Plaintiff’s reliance on section 1953(a)(4), however, fails. The FAA applies here pursuant to the express terms of the arbitration agreement. (Clem Decl. at Ex. 1 [arb. addendum § 1, stating that the lease and arbitration addendum “shall be governed by ... the Federal Arbitration Act, 9 U.S.C. Sections l-16, notwithstanding any other choice of law provision”]; Victrola, supra, 6 Cal.App.5th at pp. 345-346 [where arbitration agreement states its enforcement is “governed by the [FAA],” both the procedural and substantive provisions of FAA apply]; Peleg v. Neiman Marcus Group, Inc. (2012) 204 Cal.App.4th 1425, 1445-1446 [same].)

“[T]he FAA preempts a state rule that discriminates against arbitration by discouraging or prohibiting the formation of an arbitration agreement.” (Chamber of Commerce of the United States of America v. Bonta (9th Cir. 2023) 62 F.4th 473, 483, 486 (Chamber of Commerce).) “[A] state rule discriminates against arbitration even if it does not expressly refer to arbitration, but instead targets its defining characteristics.” (Id., at p. 486.) This includes “a rule that prohibits an agreement ... that waives the right to a jury trial....” (Id. at p. 483.) Further, even if a state law is purportedly “generally applicable,” the FAA preempts the law if it “interferes with fundamental attributes of arbitration,” such as a categorical rule of unconscionability declaring a particular type of agreement against public policy. (AT&T Mobility LLC v. Concepcion (2011) 563 U.S. 333, 331-334 (Concepcion); Chamber of Commerce, at p. 483.)

This is what we have here. Section 1953(a)(4) prohibits and renders “void” an agreement modifying or waiving a tenant’s procedural rights in litigation, including the right to a jury trial. (Civ. Code, § 1953, subd. (a)(4); Jaramillo v. JH Real Estate Partners, Inc. (2003) 111 Cal.App.4th 394, 403-404 [section 1953(a)(4) establishes the general rule that a tenant cannot validly agree to binding arbitration in a residential lease agreement; “[i]nherent in an arbitration agreement is a waiver of any right to jury trial”].) It is therefore preempted by the FAA. (See Chamber of Commerce, supra, 62 F.4th at pp. 483, 486; Concepcion, supra, 563 U.S. at pp. 331-334.)

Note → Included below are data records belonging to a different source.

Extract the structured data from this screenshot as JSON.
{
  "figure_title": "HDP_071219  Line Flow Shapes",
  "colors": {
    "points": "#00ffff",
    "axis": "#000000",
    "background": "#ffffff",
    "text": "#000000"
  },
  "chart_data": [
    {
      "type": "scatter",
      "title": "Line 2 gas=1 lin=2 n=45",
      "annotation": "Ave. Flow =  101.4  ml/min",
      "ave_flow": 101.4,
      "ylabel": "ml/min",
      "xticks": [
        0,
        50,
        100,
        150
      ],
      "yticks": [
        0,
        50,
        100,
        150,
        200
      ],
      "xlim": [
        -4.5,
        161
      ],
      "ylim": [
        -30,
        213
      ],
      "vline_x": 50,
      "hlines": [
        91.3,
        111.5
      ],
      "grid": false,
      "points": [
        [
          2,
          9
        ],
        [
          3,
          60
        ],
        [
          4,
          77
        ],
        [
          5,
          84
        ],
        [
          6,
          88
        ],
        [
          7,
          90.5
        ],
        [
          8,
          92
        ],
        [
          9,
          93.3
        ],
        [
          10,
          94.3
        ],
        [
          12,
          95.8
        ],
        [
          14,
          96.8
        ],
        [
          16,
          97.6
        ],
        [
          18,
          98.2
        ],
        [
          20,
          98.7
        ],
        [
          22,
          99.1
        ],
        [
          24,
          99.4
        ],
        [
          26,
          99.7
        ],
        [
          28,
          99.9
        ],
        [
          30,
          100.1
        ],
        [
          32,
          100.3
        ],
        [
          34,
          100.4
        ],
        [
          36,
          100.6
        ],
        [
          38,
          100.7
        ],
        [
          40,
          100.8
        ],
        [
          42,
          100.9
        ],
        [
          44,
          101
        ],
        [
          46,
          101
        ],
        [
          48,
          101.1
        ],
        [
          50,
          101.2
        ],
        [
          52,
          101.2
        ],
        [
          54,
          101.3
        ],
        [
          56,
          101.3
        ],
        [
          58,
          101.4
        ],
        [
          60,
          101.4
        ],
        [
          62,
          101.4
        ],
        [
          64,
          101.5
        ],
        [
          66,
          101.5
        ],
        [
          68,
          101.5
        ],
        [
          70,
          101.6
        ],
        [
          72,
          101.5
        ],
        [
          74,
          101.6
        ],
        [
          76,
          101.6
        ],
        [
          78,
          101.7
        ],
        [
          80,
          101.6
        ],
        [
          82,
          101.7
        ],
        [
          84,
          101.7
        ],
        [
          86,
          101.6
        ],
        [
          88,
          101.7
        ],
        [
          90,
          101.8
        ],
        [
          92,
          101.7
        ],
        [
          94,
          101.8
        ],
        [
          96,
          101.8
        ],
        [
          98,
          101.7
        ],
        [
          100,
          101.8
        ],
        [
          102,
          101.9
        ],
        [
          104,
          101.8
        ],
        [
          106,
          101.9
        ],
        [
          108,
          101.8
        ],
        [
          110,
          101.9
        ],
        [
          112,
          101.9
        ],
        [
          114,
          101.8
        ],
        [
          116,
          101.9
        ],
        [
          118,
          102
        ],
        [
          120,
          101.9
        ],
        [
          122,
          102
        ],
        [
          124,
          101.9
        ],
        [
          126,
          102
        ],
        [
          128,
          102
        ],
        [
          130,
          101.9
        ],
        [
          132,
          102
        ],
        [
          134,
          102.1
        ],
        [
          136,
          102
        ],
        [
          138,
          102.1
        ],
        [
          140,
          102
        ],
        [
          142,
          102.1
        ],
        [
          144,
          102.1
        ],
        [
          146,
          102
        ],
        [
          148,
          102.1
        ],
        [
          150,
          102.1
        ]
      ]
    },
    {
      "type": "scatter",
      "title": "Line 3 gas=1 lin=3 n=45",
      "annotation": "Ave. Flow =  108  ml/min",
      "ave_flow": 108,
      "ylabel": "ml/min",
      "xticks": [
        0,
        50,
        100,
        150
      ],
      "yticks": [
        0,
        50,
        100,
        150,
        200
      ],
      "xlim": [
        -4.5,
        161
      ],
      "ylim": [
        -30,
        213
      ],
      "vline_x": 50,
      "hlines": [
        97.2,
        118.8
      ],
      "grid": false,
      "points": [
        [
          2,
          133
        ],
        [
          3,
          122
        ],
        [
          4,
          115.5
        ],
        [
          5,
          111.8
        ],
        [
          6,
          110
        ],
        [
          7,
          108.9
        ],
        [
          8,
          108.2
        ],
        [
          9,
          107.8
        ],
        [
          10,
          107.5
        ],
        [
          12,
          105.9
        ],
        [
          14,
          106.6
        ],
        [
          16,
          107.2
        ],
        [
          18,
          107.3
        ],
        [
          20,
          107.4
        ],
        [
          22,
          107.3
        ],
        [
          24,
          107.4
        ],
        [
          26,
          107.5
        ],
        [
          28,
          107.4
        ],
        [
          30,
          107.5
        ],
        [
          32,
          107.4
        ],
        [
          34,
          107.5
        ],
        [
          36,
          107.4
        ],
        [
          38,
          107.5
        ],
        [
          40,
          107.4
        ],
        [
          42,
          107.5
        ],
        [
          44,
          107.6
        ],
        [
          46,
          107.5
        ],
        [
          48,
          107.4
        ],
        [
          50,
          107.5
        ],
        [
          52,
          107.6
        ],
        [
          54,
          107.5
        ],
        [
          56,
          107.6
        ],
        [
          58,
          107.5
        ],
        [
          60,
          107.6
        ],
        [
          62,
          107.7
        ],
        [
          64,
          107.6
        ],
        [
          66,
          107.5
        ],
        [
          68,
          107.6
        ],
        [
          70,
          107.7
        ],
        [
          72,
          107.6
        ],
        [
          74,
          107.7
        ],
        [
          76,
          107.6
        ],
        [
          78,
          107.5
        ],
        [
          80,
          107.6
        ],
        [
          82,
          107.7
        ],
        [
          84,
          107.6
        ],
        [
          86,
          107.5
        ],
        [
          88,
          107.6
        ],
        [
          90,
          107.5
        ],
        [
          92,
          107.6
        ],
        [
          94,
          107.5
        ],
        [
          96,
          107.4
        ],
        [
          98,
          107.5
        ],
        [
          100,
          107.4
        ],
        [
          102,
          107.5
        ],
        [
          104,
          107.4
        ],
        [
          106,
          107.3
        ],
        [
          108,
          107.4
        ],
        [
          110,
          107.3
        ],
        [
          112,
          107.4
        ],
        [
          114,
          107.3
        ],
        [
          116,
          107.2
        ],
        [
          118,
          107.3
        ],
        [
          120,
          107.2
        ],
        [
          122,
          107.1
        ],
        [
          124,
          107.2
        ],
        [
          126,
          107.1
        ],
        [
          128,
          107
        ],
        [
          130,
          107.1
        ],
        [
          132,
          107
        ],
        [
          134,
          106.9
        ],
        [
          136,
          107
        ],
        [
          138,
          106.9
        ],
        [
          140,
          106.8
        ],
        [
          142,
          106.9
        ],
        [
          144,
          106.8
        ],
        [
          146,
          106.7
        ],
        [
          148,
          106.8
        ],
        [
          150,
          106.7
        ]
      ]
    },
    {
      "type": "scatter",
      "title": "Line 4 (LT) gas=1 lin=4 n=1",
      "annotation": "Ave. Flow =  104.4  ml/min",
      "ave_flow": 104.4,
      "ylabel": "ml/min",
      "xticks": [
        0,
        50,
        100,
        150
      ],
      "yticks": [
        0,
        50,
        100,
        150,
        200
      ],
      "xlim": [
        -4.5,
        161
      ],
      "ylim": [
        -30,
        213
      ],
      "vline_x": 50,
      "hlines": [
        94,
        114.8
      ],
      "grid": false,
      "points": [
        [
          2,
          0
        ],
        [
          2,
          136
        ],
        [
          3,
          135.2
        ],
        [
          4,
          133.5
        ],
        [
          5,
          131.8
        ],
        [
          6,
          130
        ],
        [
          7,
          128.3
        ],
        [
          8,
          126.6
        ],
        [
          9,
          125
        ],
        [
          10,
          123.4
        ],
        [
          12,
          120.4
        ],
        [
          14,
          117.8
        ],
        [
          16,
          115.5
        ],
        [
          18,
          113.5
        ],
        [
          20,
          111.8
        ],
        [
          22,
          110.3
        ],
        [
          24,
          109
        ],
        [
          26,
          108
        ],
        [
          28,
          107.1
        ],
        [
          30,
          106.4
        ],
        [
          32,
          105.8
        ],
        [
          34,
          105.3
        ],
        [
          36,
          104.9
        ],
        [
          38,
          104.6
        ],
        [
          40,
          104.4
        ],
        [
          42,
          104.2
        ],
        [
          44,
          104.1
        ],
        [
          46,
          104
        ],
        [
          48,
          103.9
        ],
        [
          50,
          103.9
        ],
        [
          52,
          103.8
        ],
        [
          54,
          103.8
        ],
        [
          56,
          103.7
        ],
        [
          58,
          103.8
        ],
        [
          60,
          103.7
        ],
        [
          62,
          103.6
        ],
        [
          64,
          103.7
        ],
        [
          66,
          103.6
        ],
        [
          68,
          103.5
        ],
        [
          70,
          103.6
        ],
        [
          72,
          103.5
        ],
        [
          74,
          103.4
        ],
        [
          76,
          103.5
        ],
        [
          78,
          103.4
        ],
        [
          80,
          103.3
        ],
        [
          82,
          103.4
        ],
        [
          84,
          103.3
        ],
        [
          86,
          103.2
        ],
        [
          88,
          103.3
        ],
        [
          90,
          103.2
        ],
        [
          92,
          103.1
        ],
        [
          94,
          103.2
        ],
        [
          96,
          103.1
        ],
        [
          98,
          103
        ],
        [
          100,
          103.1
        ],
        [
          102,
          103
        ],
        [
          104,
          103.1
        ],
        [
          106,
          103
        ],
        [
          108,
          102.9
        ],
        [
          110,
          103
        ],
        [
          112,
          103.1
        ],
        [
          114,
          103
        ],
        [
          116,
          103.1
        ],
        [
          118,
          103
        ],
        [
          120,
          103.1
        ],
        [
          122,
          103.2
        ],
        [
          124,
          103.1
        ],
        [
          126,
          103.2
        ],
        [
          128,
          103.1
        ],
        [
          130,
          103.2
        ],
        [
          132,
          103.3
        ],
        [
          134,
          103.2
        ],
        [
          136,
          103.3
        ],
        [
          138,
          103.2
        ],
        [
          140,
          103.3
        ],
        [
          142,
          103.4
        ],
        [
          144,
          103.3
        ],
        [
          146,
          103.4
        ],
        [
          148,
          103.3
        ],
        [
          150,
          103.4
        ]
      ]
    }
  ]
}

Delegation clause. The arbitration agreement includes a clear and unmistakable delegation clause. (See Clem Decl. at Ex. 1 [arb. addendum § 1, “The arbitrator shall have the exclusive authority to resolve any Claims, including any dispute relating to the interpretation, applicability, enforceability or formation of this agreement and any claim that all or any part of this agreement is unconscionable, void or voidable.”]; Aanderud v. Superior Court (2017) 13 Cal.App.5th 880, 892 [delegation clause prerequisites]; Malone v. Superior Court (2014) 226 Cal.App.4th 1551, 1559- 1560 [delegation clause that provided “ ‘[t]he arbitrator has exclusive authority to resolve any dispute relating to the interpretation, applicability, or enforceability of this binding arbitration agreement’ ” was clear and unmistakable]; Momot v. Mastro (9th Cir. 2011) 652 F.3d 982, 988 [language delegating authority to arbitrator to determine “ ‘the validity or application of any of the provisions of’ ” the arbitration clause was a clear and unmistakable agreement to arbitrate the question of arbitrability].)

Plaintiff has not raised any defenses specific to the delegation clause. (See Aanderud v. Superior Court, supra, 3 Cal.App.5th at p. 895 [burden]; Malone v. Superior Court, supra, 226 Cal.App.4th at pp. 1559-1560 [contentions that the entire agreement is unconscionable are not sufficient to challenge the delegation clause itself; “any claim of unconscionability must be specific to the delegation clause”]; accord, Nickson v. Shemran, Inc. (2023) 90 Cal.App.5th 121, 132; see also Opp., in passim.)

Therefore, the court must delegate the remaining issues for the arbitrator to decide, including plaintiff’s remaining challenges to enforcement based on the scope of the arbitration agreement or the “arbitrability” of her claims (see Opp. at pp. 5-6), unconscionability (id. at pp. 7-8), and waiver (id. at pp. 8-9).

CMC set 5/7/26 is ordered vacated.

ADR Review Hearing set 2/5/27 at 8:30 a.m. in Dept. C44.

Defendants shall give notice.

If parties/counsel wish to give argument, both hearings will be continued to July 9, 2026 at 1:30 p.m. in Dept. C44.